A day before his burial, Joyce and I made special arrangements to travel ahead of the funeral cortege which took the long route by road, Nairobi/Naivasha/Nakuru/Kericho/Ahero and then back to Sondu/Oyugi/Rodi Kopany and to Homa Bay Catholic Church for the night stop.
The convoy was such a spectacle that had no precedence in the history of independent Kenya. Long black flags with the writing ‘Why,’ hang at strategic points along the route. The convoy was much longer than the one which had escorted the body of Mr Kodhek back home in Gem, Yala.
Whenever the funeral cortege halted, thousands of people thronged for a chance to view the casket. Yes, that was Mr Mboya making his last journey to Luo-land and to his Rusinga Island home. The Roman Catholic Church at Homa Bay, where the body was taken, accommodated relatives and friends who spent the whole night keeping the vigil. The following morning a requiem mass was held, conducted by Rt Reverend Cardinal Otunga.
Although I was not a Catholic, I knelt down to partake of the holy communion and to plead with the Lord Jesus to have mercy on Mr Mboya and receive and rest his soul in eternal peace.
From the church, mourners embarked on the last leg of the sad journey. The cortege snaked its way through downtown Homa Bay, crossed the lower part of Kanyada location and descended into Lambwe Valley, leaving the ragged Ruri Hills to the North. There was a brief stop at Mr Mboya’s small farm in the valley. The journey continued past Got Jope, Got Min Aloo and on to Mbita Point. From there, the body was ferried across to Rusinga Island.
Traditional Luo style
Since Joyce and I had travelled ahead, when the cortege reached the home, we were already there to weep again and receive the body in the traditional Luo style. Emotions flowed faster than the waters of River Nyando.
The body was left for viewing for the whole day and night. The burial took place on the third day after the body had arrived in Nyanza. Different people spoke at the funeral. I noticed that people of different political and religious persuasions all dropped their differences to mourn Mboya. They all queued and marched along to bid him farewell.
Before the casket was moved to the graveside, Pamela requested to be allowed to remove the wedding ring from Mr Mboya's finger. She did it with all the courage she could muster. Then and only then, was the hero’s body lowered into the grave for the long march to eternity.
The Assistant Commissioner of Police, Mr Michael Arum, who had been assigned to take charge of the security at the burial, did his best. Another assistant commissioner of the police, Mr Peter Okola of the Criminal Investigations Department, was also there.
I remember going to him and telling him, “Peter. Please do your best to bring the culprits to book.”

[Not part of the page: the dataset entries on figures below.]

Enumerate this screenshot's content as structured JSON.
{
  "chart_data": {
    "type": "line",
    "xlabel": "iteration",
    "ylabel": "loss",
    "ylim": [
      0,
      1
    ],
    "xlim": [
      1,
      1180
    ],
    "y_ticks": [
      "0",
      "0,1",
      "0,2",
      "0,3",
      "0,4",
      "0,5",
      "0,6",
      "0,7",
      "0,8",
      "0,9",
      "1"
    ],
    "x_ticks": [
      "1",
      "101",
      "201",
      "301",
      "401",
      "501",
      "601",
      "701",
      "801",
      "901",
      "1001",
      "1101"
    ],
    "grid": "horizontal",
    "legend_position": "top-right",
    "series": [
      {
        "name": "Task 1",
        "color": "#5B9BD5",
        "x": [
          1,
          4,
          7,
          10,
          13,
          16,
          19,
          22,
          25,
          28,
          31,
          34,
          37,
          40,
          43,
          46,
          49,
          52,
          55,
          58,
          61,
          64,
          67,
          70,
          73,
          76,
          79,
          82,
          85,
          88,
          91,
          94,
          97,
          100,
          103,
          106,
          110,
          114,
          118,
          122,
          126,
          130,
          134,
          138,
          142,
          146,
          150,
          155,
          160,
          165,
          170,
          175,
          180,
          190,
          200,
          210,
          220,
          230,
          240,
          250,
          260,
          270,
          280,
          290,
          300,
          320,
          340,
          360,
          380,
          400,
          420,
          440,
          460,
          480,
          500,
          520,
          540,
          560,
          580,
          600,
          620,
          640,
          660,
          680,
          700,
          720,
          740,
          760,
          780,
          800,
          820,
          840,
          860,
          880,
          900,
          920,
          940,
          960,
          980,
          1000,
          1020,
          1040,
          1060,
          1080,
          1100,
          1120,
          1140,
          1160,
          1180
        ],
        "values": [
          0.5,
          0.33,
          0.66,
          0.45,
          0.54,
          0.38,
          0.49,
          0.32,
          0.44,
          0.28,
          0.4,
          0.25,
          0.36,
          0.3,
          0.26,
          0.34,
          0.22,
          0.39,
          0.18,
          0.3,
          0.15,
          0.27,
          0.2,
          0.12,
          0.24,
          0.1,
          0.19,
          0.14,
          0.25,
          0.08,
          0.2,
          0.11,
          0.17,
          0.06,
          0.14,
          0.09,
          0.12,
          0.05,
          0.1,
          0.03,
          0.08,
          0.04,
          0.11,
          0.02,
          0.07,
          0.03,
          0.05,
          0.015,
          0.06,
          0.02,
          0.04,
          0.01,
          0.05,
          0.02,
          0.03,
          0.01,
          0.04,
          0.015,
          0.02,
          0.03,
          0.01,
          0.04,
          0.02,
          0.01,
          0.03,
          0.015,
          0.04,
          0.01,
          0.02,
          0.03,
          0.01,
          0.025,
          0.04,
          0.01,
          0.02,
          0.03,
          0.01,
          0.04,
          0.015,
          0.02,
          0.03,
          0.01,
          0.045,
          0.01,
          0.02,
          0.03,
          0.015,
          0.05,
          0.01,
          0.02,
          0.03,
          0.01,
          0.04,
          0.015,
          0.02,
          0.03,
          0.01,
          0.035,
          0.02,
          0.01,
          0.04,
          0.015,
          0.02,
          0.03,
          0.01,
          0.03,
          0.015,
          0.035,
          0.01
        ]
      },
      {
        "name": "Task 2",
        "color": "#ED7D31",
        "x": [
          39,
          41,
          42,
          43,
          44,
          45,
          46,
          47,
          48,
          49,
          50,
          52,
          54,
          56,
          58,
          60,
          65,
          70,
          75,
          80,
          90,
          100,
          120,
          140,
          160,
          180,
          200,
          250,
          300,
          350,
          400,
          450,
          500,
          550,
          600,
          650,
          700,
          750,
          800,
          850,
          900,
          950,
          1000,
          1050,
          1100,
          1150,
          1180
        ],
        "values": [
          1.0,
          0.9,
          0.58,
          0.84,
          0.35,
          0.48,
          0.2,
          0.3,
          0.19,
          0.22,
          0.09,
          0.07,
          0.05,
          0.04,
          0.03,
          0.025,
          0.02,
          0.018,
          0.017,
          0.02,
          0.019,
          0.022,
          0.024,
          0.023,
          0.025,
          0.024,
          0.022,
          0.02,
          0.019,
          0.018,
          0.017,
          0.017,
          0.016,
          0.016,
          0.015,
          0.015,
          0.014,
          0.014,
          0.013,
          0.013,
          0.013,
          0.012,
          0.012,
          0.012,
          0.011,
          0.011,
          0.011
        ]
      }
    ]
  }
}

He assured me that investigations were already at an advanced stage. One month after the burial ceremonies, the students and staff of Egerton College officially returned to Rusinga Island to pay their last respects at the grave. That was very much in line with Luo traditions. We bought two fat wool sheep for Mzee Ndiege, Mr Mboya's father. We also gave cash donations to help the family cope with the stress and the many mourners.
As I returned to Egerton College that evening, I knew that Mr Mboya's efforts to look for greener pastures for me could no longer materialise. There was no one to chase after my application that had gone to Economic Commission for Africa in Addis Ababa.
It took seven good months for me to learn that Mr Mboya had finished discussions about my intended posting to Addis Ababa. A letter offering me the post as the Director of Natural Resources Division of ECA arrived. However, the matter had been overtaken by events as I was already the MP of Bondo and Minister of Natural Resources of the Republic of Kenya.